Under suitable conditions, mixtures of a low melting temperature (T_m) lipid, a high T_m lipid and a sterol or stanol can form bilayers with two coexisting fluid phases; the liquid disordered (L_d) phase region, where the lipid hydrocarbon chains exhibit a high degree of conformational disorder, is enriched the low T_m lipid while the liquid ordered (L_o) phase, where the hydrocarbon tails exhibit higher conformational order, is enriched in the high T_m lipid and sterol or stanol.

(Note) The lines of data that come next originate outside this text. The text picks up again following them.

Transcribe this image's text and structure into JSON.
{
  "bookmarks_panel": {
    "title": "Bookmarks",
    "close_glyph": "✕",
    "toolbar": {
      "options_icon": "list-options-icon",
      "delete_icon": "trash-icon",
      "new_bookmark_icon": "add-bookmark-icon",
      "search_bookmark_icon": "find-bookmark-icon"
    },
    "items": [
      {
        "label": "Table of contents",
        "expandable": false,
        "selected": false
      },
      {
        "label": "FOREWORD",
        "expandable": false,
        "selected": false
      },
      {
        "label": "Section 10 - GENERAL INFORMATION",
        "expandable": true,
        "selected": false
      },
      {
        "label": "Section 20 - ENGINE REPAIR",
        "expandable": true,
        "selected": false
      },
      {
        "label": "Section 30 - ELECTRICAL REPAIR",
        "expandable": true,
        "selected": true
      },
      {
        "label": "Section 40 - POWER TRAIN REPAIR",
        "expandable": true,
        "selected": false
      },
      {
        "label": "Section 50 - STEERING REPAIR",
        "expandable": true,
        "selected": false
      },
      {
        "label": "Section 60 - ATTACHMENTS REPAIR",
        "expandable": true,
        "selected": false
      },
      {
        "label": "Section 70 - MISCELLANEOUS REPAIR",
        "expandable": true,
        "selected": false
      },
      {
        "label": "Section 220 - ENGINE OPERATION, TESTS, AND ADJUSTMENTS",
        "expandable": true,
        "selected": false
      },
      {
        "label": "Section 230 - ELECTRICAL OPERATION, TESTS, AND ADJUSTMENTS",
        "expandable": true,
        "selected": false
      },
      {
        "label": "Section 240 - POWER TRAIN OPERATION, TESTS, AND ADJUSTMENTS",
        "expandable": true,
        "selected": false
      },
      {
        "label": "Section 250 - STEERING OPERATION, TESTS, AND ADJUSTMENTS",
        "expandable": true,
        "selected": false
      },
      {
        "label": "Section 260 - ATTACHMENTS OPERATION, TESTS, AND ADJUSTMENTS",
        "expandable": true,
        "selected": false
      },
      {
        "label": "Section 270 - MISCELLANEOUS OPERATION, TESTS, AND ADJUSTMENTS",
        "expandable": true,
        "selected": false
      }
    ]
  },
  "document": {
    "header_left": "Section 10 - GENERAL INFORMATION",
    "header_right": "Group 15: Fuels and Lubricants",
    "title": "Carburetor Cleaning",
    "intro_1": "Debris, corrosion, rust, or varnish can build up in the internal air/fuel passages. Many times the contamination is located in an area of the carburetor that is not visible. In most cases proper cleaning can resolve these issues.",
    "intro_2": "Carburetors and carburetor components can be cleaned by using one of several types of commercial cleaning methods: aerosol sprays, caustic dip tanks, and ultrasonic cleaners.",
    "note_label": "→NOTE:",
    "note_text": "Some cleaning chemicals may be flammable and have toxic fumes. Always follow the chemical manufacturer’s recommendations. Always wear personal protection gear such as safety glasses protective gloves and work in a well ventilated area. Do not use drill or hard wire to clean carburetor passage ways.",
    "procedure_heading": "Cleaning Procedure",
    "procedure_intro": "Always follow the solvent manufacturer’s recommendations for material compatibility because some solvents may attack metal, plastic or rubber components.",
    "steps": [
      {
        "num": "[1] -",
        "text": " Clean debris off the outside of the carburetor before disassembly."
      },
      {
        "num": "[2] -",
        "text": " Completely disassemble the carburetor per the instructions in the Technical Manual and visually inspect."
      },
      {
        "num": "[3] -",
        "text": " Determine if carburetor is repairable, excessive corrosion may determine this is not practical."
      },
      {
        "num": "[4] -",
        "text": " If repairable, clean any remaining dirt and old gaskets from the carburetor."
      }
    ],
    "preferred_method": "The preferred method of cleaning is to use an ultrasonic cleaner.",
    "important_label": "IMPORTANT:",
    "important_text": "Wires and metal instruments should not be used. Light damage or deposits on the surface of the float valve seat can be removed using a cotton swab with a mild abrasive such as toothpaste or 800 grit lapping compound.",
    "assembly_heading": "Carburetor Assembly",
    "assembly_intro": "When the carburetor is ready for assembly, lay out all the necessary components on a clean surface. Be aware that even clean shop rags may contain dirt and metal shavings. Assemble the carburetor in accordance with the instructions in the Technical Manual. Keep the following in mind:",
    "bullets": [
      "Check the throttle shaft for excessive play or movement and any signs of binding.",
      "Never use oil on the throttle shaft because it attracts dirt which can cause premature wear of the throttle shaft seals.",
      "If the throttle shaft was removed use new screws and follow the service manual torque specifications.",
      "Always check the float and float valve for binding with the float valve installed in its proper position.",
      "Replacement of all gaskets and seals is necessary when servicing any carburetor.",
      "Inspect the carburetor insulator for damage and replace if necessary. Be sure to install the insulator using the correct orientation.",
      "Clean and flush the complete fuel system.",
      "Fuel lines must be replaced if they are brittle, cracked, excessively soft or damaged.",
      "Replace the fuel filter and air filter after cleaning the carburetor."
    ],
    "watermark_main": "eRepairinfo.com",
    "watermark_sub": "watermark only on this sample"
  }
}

The L_o phase has properties that have been strongly linked to those hypothesized for microdomains in biological membranes.⁴

Whilst the formation of L_o phases in model membranes has been extensively studied as a function of composition and temperature,^5,6 potential links to microdomain formation in cells remain uncertain.⁷ It is extremely challenging to create and probe small, dynamic phase separated domains in model systems, but new technologies to measure the structure and dynamics of model membranes very soon after their perturbation offers the prospect of beginning to bridge this gap.

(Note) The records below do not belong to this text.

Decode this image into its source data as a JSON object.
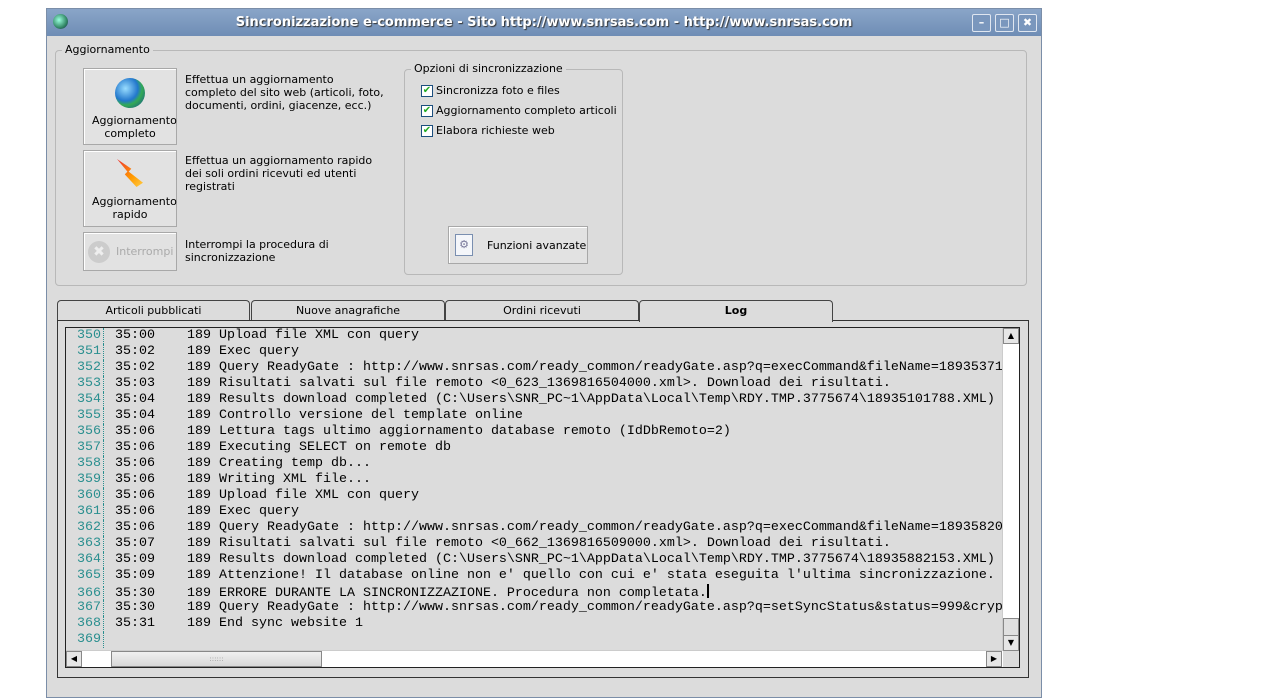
{
  "window": {
    "title": "Sincronizzazione e-commerce - Sito http://www.snrsas.com - http://www.snrsas.com",
    "minimize": "–",
    "maximize": "□",
    "close": "✖"
  },
  "update_group": {
    "label": "Aggiornamento",
    "full": {
      "label": "Aggiornamento completo",
      "desc": "Effettua un aggiornamento completo del sito web (articoli, foto, documenti, ordini, giacenze, ecc.)",
      "icon": "globe-icon"
    },
    "quick": {
      "label": "Aggiornamento rapido",
      "desc": "Effettua un aggiornamento rapido dei soli ordini ricevuti ed utenti registrati",
      "icon": "lightning-arrow-icon"
    },
    "stop": {
      "label": "Interrompi",
      "desc": "Interrompi la procedura di sincronizzazione",
      "icon": "stop-icon",
      "enabled": false
    }
  },
  "options": {
    "label": "Opzioni di sincronizzazione",
    "items": [
      {
        "label": "Sincronizza foto e files",
        "checked": true
      },
      {
        "label": "Aggiornamento completo articoli",
        "checked": true
      },
      {
        "label": "Elabora richieste web",
        "checked": true
      }
    ],
    "advanced": "Funzioni avanzate"
  },
  "tabs": [
    {
      "label": "Articoli pubblicati"
    },
    {
      "label": "Nuove anagrafiche"
    },
    {
      "label": "Ordini ricevuti"
    },
    {
      "label": "Log",
      "active": true
    }
  ],
  "log": [
    {
      "n": "350",
      "t": "35:00",
      "id": "189",
      "msg": "Upload file XML con query"
    },
    {
      "n": "351",
      "t": "35:02",
      "id": "189",
      "msg": "Exec query"
    },
    {
      "n": "352",
      "t": "35:02",
      "id": "189",
      "msg": "Query ReadyGate : http://www.snrsas.com/ready_common/readyGate.asp?q=execCommand&fileName=18935371"
    },
    {
      "n": "353",
      "t": "35:03",
      "id": "189",
      "msg": "Risultati salvati sul file remoto <0_623_1369816504000.xml>. Download dei risultati."
    },
    {
      "n": "354",
      "t": "35:04",
      "id": "189",
      "msg": "Results download completed (C:\\Users\\SNR_PC~1\\AppData\\Local\\Temp\\RDY.TMP.3775674\\18935101788.XML)"
    },
    {
      "n": "355",
      "t": "35:04",
      "id": "189",
      "msg": "Controllo versione del template online"
    },
    {
      "n": "356",
      "t": "35:06",
      "id": "189",
      "msg": "Lettura tags ultimo aggiornamento database remoto (IdDbRemoto=2)"
    },
    {
      "n": "357",
      "t": "35:06",
      "id": "189",
      "msg": "Executing SELECT on remote db"
    },
    {
      "n": "358",
      "t": "35:06",
      "id": "189",
      "msg": "Creating temp db..."
    },
    {
      "n": "359",
      "t": "35:06",
      "id": "189",
      "msg": "Writing XML file..."
    },
    {
      "n": "360",
      "t": "35:06",
      "id": "189",
      "msg": "Upload file XML con query"
    },
    {
      "n": "361",
      "t": "35:06",
      "id": "189",
      "msg": "Exec query"
    },
    {
      "n": "362",
      "t": "35:06",
      "id": "189",
      "msg": "Query ReadyGate : http://www.snrsas.com/ready_common/readyGate.asp?q=execCommand&fileName=18935820"
    },
    {
      "n": "363",
      "t": "35:07",
      "id": "189",
      "msg": "Risultati salvati sul file remoto <0_662_1369816509000.xml>. Download dei risultati."
    },
    {
      "n": "364",
      "t": "35:09",
      "id": "189",
      "msg": "Results download completed (C:\\Users\\SNR_PC~1\\AppData\\Local\\Temp\\RDY.TMP.3775674\\18935882153.XML)"
    },
    {
      "n": "365",
      "t": "35:09",
      "id": "189",
      "msg": "Attenzione! Il database online non e' quello con cui e' stata eseguita l'ultima sincronizzazione."
    },
    {
      "n": "366",
      "t": "35:30",
      "id": "189",
      "msg": "ERRORE DURANTE LA SINCRONIZZAZIONE. Procedura non completata.",
      "cursor": true
    },
    {
      "n": "367",
      "t": "35:30",
      "id": "189",
      "msg": "Query ReadyGate : http://www.snrsas.com/ready_common/readyGate.asp?q=setSyncStatus&status=999&cryp"
    },
    {
      "n": "368",
      "t": "35:31",
      "id": "189",
      "msg": "End sync website 1"
    },
    {
      "n": "369",
      "t": "",
      "id": "",
      "msg": ""
    }
  ]
}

High pressure can be used to drive phase changes in model membrane systems and has significant advantages over the use of temperature changes. Pressure equilibrates across the sample extremely rapidly (at the speed of sound), allowing microdomains to be studied very soon after their induction. In addition, changing pressure at constant temperature allows volume effects to be studied without a change in thermal energy^8,9 and pressure changes can be applied extremely quickly both up and down.¹⁰

Pressure will always drive a reduction in overall volume and in lipid assemblies, the hydrocarbon chain region is more laterally compressible than the headgroups.¹⁰ Because of this, changing pressure can lead to changes in membrane interfacial curvature,^11–13 however moderate pressure increases can simply cause an increase in the conformational ordering of the lipid hydrocarbon chains, which can lead to L_d–L_o phase separation.

As well as its effect on model membrane systems, high pressure is a fundamental feature of deep-sea environments,¹⁴ it is employed commercially to inactivate microorganisms,^15,16 there are many examples of locally elevated pressure within cells affecting protein function¹⁷ and it has important implications in the mechanism of general anaesthesia.¹⁸ Importantly, lipid bilayers have been shown to be significantly more responsive to hydrostatic pressure than other biomolecules such as proteins or DNA.^8,19

L_d–L_o phase separation has been studied as a function of pressure in multilamellar systems formed from binary²⁰ and ternary lipid mixtures, using FT-IR, small angle X-ray diffraction (SAXS)^19,21 and NMR.²² However, all these methods probe the ensemble average structure. Many biological assemblies and their model analogues are highly heterogeneous and so bulk probe technique have significant limitations.

A notable example of the study of the effect of high pressure on individual lipid vesicles is outlined by Nicolini et al.²³ In this study a fused silica capillary pressure cell²⁴ is used to visualize morphological changes in the canonical raft mixture of DOPC–SM–Chol at constant temperature. Multiphoton fluorescence microscopy was used with the fluorescent probe Laurdan to visualize membrane budding under pressure, and the generalized polarization function gives an indication of the packing of the lipids in the membrane, however, membrane domains are not directly observed. It should be noted that the use of a cylindrical capillary optical pressure cell causes significant refraction of the light²⁴ and so limits both the field of view and optical resolution of the system.

We have developed a high pressure microscopy cell that allows simultaneous induction and visualization (by wide field fluorescence microscopy) of phase separation in model membranes. The use of flat sapphire optical windows in combination with variable cover slip correction objective lenses means that the images obtained are comparable to those captured in atmospheric pressure microscopy experiments. In addition, because our system is compatible with standard wide field fluorescence microscopy it allows observation of membrane dynamics with sub-second time resolution. We have been able to visualize the temperature and pressure dependent lateral structuring in giant unilamellar vesicles (GUVs), and have been able to follow the dynamic evolution of this structuring in real time (including domain size and morphology).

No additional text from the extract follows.